Proposed model of the opposing influences of ventilation and cerebral blood flow at altitude. Red arrows indicate a consequent reduction, while green arrows indicate consequent increases in V_E and/or CBF for the noted physiological changes at altitude. Top box: increased CBF will cause a reduction in PbCO₂, due to an increased washout from the brain tissue, and thus reduce central chemoreceptor stimulation. This will lead to a reduction in ventilatory drive. The consequences of reduced V_E are an increased PaCO₂ and reduced CaO₂ (relative to normal values at a given altitude), which both act to increase CBF. Bottom box: Increased V_E reduces PaCO₂ and increases CaO₂ (relative to normal values at a given altitude), which both lead to reduced CBF. Consequently, central washout for CO₂ is reduced and PbCO₂ increased, which augments central chemoreceptor stimulation and ventilatory drive.
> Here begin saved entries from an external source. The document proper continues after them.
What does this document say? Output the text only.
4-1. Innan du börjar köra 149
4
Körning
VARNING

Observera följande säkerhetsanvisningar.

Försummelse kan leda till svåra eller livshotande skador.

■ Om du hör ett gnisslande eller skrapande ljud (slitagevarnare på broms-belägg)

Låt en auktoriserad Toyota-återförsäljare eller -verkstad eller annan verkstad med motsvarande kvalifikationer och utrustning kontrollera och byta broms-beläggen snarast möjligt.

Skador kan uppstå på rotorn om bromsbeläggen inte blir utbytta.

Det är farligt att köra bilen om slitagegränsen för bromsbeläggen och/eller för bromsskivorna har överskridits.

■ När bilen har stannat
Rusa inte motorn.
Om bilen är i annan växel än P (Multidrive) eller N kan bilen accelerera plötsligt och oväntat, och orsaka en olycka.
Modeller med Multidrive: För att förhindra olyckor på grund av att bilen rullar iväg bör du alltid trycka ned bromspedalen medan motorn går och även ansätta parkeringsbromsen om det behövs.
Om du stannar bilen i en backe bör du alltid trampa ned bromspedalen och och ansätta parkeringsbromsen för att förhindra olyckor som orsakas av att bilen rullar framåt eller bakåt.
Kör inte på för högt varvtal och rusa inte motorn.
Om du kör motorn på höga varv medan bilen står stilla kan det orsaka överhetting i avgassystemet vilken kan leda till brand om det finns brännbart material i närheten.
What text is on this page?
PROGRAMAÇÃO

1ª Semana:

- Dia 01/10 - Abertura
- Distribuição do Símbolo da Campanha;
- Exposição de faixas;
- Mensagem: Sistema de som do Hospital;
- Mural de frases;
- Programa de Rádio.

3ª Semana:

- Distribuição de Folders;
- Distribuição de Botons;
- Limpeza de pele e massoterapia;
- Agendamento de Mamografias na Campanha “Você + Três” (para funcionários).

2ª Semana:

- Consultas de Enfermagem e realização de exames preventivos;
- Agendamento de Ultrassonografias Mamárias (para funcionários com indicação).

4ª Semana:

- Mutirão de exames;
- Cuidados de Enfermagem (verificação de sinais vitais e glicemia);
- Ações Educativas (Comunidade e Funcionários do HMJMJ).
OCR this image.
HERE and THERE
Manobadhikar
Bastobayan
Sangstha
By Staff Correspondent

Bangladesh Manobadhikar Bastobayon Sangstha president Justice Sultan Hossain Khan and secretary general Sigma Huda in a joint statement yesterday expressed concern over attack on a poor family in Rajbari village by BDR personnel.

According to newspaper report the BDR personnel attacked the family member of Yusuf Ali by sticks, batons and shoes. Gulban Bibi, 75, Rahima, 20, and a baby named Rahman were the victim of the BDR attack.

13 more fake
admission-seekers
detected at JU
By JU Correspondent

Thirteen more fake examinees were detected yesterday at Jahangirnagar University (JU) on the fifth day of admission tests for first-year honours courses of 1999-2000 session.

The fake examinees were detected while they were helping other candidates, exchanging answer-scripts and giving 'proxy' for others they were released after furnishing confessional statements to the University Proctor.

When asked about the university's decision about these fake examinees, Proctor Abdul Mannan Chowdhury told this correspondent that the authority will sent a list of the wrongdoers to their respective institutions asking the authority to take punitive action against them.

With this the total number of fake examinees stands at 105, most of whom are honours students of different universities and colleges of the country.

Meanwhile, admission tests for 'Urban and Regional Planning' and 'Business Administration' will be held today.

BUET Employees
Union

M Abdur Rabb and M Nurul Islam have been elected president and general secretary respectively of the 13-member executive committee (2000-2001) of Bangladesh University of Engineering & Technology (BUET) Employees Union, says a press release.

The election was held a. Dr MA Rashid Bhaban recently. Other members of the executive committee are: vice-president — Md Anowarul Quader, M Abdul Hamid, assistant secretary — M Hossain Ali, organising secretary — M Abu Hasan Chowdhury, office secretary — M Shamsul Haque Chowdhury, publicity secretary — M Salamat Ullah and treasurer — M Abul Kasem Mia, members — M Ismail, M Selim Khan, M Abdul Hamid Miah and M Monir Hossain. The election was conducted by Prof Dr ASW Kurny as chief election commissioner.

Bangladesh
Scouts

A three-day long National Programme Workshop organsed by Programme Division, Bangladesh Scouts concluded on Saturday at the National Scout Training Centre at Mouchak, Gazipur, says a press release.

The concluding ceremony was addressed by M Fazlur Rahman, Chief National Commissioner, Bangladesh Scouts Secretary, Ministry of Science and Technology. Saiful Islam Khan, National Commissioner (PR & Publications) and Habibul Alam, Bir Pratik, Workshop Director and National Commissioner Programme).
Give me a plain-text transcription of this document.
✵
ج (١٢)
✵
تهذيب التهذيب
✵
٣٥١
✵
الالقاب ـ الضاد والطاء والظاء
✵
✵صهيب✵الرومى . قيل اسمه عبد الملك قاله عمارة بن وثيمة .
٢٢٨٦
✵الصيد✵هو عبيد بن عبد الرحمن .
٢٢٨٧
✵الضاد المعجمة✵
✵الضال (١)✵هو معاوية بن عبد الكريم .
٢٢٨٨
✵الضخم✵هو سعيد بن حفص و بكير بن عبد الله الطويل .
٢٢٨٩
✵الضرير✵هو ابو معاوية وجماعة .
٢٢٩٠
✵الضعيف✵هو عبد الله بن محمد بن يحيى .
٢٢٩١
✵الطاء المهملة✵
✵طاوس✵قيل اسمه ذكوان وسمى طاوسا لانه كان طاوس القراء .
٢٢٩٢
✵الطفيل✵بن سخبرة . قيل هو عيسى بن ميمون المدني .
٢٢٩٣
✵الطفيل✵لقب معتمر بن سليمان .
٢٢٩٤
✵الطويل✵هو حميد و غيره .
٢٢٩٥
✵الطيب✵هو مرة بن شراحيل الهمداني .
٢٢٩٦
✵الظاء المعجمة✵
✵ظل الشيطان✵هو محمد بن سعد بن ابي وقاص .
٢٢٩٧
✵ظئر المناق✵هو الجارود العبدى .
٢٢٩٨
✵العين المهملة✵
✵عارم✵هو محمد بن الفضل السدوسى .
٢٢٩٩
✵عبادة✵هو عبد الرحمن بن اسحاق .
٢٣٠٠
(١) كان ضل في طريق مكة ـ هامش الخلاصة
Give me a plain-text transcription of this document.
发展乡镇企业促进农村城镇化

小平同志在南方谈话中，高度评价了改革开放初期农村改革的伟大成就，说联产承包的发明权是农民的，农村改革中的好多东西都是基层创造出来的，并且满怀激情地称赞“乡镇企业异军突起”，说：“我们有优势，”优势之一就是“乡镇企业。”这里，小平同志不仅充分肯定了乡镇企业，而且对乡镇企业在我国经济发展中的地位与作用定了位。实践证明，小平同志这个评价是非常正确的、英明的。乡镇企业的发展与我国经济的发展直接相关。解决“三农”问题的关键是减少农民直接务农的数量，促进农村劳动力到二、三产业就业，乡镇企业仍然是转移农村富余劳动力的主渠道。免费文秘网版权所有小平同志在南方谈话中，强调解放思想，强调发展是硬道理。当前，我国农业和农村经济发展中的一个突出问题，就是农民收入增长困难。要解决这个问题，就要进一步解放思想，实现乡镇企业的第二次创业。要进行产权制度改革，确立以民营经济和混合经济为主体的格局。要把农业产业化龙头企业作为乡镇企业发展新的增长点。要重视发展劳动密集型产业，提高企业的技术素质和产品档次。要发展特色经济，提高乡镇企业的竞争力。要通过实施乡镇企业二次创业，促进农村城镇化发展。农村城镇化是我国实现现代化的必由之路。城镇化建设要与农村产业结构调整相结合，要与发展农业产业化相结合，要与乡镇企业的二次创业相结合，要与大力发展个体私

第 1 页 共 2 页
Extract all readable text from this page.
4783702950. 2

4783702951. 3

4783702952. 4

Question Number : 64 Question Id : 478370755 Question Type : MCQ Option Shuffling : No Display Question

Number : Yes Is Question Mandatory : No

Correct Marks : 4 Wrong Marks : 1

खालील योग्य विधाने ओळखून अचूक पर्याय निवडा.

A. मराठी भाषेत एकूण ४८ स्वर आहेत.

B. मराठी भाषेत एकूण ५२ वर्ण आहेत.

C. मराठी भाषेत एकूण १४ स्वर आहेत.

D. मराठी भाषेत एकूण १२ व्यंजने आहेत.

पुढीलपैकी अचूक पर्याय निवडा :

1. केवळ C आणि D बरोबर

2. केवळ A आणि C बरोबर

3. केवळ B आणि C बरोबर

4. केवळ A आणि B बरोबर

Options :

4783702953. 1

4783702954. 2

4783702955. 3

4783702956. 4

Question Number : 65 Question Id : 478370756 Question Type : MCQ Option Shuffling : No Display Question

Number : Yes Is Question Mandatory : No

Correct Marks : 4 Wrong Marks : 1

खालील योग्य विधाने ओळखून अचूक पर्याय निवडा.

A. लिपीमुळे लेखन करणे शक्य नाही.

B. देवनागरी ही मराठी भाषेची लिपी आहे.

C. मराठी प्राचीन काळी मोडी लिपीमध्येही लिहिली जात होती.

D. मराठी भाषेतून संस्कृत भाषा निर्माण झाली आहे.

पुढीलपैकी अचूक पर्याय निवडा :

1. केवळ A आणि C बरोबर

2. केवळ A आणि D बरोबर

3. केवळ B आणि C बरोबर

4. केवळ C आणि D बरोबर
The top box represents a scenario whereby increased CBF and reduced VE occur, while the bottom box portrays the opposite scenario—ultimately these pathways reach a set point, likely governed by ventilatory and cerebrovascular sensitivities

Conclusion

Upon ascent to altitude CBF and V_E increase and are responsible for maintained CDO₂. As medullary pH is dependent on arterial pH, medullary metabolism, and medullary blood flow, CBF changes at altitude are poised to directly influence central chemoreceptor stimulation. On the other hand, the ventilatory response to high-altitude determines the overall arterial blood gas and acid/base stimulus regulating CBF. Thus, these two responses are intimately intertwined in the determination of cerebral homeostasis at altitude.